José Eugenio Vásquez de Jesús (born March 5, 1979) is a judoka from the Dominican Republic, who competed in the men's heavyweight category. He picked up a total of fifteen medals in his career, including a bronze from the 2010 Central American and Caribbean Games in Mayagüez, Puerto Rico, attained a fifth-place finish in the 100-kg division at the 2003 Pan American Games in his native Santo Domingo, and represented his nation Dominican Republic in both 100 and over-100 kg class in two editions of the Olympic Games (2000 and 2004).

==Career==
Vasquez made his official debut at the 2000 Summer Olympics in Sydney, where he competed in the men's over-100 kg division. He lost his opening match to Kazakhstan's Vyacheslav Berduta, who immediately pushed him down the tatami using the small outer hook (kosoto gake) to produce an ippon victory inside 37 seconds.
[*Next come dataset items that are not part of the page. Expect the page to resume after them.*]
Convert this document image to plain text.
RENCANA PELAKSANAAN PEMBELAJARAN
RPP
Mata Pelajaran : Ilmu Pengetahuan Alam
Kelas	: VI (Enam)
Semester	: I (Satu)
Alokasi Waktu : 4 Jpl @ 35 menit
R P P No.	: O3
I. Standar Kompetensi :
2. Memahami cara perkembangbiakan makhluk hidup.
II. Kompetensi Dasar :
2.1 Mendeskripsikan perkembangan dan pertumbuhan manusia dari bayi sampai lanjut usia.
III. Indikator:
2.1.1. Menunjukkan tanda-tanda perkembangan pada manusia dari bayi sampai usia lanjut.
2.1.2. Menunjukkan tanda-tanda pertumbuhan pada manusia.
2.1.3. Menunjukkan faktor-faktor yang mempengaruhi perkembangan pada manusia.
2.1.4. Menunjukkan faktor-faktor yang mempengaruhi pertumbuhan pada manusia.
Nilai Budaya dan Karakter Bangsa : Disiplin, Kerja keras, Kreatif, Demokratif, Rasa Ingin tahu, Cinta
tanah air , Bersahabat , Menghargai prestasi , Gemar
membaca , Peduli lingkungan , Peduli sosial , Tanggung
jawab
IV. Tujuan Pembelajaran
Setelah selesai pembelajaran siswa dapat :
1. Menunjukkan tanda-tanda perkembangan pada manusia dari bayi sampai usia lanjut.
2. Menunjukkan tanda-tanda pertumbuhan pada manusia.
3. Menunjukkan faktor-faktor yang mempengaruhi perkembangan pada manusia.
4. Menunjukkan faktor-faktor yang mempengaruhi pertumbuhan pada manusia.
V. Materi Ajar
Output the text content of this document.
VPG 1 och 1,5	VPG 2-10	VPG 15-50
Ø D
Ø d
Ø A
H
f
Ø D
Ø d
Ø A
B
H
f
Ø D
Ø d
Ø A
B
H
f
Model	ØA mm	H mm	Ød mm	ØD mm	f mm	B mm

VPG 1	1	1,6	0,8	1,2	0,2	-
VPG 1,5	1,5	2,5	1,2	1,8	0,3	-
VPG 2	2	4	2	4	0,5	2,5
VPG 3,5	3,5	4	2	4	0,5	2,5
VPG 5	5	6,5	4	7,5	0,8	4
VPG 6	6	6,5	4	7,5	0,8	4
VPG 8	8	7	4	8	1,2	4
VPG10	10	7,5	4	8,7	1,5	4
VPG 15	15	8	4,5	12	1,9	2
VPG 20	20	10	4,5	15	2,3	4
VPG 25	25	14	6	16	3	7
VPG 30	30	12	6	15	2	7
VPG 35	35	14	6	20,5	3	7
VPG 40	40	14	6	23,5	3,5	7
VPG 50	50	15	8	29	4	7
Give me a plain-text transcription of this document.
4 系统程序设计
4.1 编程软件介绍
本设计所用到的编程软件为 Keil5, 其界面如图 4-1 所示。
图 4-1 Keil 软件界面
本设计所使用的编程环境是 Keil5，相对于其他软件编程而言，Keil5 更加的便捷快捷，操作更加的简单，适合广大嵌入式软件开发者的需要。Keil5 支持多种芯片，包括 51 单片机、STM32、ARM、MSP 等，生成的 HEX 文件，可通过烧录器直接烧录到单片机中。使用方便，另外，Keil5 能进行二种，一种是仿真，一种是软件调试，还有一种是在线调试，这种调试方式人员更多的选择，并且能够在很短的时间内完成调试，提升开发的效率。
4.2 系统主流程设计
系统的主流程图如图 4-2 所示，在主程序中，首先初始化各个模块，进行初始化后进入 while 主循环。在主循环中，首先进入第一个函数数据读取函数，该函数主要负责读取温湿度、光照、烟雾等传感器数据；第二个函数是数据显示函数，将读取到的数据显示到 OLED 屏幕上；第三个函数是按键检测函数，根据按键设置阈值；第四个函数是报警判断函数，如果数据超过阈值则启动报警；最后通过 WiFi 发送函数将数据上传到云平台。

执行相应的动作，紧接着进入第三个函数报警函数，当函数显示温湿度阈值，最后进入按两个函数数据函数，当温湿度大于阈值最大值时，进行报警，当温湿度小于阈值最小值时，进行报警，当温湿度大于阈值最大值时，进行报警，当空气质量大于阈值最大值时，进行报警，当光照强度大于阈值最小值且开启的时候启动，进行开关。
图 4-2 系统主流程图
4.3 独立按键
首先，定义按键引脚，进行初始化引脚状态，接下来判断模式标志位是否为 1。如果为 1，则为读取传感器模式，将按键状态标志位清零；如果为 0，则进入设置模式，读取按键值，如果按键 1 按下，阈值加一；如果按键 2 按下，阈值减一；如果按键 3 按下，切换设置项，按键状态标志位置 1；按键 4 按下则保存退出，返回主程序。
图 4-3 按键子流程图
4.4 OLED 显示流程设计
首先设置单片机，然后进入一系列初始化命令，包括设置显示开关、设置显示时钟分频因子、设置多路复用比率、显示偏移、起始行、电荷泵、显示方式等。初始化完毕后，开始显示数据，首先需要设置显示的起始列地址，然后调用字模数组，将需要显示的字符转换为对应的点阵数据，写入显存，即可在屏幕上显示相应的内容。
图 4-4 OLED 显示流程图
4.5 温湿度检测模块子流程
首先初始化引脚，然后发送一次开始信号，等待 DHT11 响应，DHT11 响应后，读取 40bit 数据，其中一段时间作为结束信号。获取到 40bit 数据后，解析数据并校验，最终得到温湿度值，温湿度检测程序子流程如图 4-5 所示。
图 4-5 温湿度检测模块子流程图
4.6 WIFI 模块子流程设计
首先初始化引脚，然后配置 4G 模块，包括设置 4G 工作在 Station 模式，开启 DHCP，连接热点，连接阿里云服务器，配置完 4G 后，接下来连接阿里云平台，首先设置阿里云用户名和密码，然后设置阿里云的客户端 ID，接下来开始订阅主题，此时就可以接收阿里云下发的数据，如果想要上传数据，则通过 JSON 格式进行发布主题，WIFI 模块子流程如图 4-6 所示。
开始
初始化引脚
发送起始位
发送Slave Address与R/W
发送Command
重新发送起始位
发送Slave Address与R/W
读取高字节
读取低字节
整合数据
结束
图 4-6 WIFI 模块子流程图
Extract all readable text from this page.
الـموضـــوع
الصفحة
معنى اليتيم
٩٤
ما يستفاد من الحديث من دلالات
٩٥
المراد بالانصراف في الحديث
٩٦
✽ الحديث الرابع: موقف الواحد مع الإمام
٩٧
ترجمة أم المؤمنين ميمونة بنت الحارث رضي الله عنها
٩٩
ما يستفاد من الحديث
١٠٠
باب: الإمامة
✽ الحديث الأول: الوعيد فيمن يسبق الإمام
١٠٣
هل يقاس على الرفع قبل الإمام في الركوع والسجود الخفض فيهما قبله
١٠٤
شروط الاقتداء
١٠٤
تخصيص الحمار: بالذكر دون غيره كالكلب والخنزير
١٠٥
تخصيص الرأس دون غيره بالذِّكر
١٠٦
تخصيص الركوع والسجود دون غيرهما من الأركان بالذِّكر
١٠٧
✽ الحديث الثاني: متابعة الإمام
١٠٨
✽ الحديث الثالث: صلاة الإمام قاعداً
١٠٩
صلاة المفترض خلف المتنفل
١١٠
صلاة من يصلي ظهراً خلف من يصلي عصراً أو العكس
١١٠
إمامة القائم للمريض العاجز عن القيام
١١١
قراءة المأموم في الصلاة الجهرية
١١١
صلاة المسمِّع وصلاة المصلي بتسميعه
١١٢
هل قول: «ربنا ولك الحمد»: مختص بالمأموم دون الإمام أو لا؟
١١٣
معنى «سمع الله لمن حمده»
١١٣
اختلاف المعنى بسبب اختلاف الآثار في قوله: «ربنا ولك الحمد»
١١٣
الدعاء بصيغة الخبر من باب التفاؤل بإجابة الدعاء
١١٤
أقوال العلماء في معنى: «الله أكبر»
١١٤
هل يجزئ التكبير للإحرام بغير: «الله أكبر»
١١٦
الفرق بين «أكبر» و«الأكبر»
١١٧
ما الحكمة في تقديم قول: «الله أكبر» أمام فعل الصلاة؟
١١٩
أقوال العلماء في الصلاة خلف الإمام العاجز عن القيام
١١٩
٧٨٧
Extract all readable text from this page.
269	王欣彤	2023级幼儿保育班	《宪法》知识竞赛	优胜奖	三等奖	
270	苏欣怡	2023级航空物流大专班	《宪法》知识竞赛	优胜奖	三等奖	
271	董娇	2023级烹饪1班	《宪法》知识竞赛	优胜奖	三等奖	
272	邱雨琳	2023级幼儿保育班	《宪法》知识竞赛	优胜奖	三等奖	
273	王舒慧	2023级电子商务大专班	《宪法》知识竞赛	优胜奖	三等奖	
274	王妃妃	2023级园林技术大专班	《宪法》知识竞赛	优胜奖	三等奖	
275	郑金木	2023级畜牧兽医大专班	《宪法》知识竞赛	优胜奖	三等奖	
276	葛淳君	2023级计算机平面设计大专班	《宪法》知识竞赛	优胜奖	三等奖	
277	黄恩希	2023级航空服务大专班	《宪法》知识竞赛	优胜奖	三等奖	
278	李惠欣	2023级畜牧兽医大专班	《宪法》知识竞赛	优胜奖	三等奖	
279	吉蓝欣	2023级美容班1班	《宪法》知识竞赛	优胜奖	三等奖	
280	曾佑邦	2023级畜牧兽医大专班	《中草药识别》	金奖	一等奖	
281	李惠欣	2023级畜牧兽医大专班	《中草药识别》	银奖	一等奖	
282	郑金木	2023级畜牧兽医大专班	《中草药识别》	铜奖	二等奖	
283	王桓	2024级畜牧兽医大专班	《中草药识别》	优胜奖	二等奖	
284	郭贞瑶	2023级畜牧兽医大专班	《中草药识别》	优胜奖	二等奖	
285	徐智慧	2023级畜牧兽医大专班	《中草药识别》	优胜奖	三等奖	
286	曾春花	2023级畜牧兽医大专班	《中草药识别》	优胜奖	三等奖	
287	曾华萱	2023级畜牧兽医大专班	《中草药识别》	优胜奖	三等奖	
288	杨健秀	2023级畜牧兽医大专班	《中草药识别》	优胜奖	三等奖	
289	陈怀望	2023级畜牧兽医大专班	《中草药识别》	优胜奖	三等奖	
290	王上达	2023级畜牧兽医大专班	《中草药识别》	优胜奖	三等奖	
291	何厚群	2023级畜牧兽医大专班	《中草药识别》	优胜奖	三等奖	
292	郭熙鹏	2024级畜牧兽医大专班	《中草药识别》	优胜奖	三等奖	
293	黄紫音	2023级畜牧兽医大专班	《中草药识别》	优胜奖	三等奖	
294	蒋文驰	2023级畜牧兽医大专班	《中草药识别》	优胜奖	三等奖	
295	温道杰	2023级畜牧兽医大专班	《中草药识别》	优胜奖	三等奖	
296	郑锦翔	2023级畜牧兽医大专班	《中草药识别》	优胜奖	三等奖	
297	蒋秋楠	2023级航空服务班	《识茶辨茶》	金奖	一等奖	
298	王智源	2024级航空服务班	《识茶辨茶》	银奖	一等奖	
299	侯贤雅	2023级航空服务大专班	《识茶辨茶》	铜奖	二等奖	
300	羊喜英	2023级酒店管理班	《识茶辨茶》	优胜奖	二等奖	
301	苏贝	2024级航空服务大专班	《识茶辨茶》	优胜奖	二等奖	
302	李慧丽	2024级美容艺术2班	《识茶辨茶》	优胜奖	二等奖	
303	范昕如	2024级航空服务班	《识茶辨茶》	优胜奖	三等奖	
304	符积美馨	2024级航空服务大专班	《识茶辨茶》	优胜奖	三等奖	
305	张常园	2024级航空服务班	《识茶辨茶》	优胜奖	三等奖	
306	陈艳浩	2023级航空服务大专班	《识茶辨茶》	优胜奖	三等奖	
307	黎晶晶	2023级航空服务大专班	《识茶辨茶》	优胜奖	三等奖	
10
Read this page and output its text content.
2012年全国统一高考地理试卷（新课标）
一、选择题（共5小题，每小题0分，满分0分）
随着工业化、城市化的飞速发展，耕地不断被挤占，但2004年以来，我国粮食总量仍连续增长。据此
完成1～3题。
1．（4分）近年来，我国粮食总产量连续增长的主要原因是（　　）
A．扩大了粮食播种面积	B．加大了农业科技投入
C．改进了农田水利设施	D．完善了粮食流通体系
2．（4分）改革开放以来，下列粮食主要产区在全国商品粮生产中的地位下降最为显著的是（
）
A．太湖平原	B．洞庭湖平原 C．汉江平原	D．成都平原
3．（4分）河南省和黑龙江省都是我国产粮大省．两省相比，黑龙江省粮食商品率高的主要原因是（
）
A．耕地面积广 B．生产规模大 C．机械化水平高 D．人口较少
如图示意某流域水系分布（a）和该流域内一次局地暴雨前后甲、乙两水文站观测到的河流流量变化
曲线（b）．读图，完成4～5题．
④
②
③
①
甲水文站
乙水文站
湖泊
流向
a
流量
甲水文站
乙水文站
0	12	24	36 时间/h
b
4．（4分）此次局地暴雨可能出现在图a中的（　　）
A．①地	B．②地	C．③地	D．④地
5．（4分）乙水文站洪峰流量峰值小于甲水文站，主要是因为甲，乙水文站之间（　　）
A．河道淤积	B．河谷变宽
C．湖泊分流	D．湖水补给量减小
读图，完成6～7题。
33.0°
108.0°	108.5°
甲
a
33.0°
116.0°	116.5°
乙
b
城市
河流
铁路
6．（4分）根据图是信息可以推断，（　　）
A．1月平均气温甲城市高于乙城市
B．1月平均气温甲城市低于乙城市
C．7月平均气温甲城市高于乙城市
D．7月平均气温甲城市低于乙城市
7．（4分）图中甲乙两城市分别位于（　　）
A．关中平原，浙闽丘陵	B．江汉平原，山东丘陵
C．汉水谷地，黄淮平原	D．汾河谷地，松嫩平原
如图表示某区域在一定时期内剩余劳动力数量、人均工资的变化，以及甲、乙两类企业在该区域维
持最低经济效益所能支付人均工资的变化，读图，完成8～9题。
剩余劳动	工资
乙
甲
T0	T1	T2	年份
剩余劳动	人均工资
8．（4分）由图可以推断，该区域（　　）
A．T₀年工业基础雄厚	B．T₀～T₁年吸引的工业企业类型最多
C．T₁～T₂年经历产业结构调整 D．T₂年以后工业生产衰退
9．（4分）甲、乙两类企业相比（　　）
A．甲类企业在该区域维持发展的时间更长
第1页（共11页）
At the 2004 Summer Olympics in Athens, Vasquez reduced his weight to 100 kg, and qualified for his second Dominican Republic squad in the men's half-heavyweight category, by granting an unused berth from the International Judo Federation and the Dominican Republic Olympic Committee (Comité Olímpico Dominicano). Vasquez could not improve his feat from the previous Games, as he conceded with a penalty and succumbed to an ippon and a tani otoshi (valley drop) from Finland's Timo Peltola before the five-minute regulation expired during their opening match.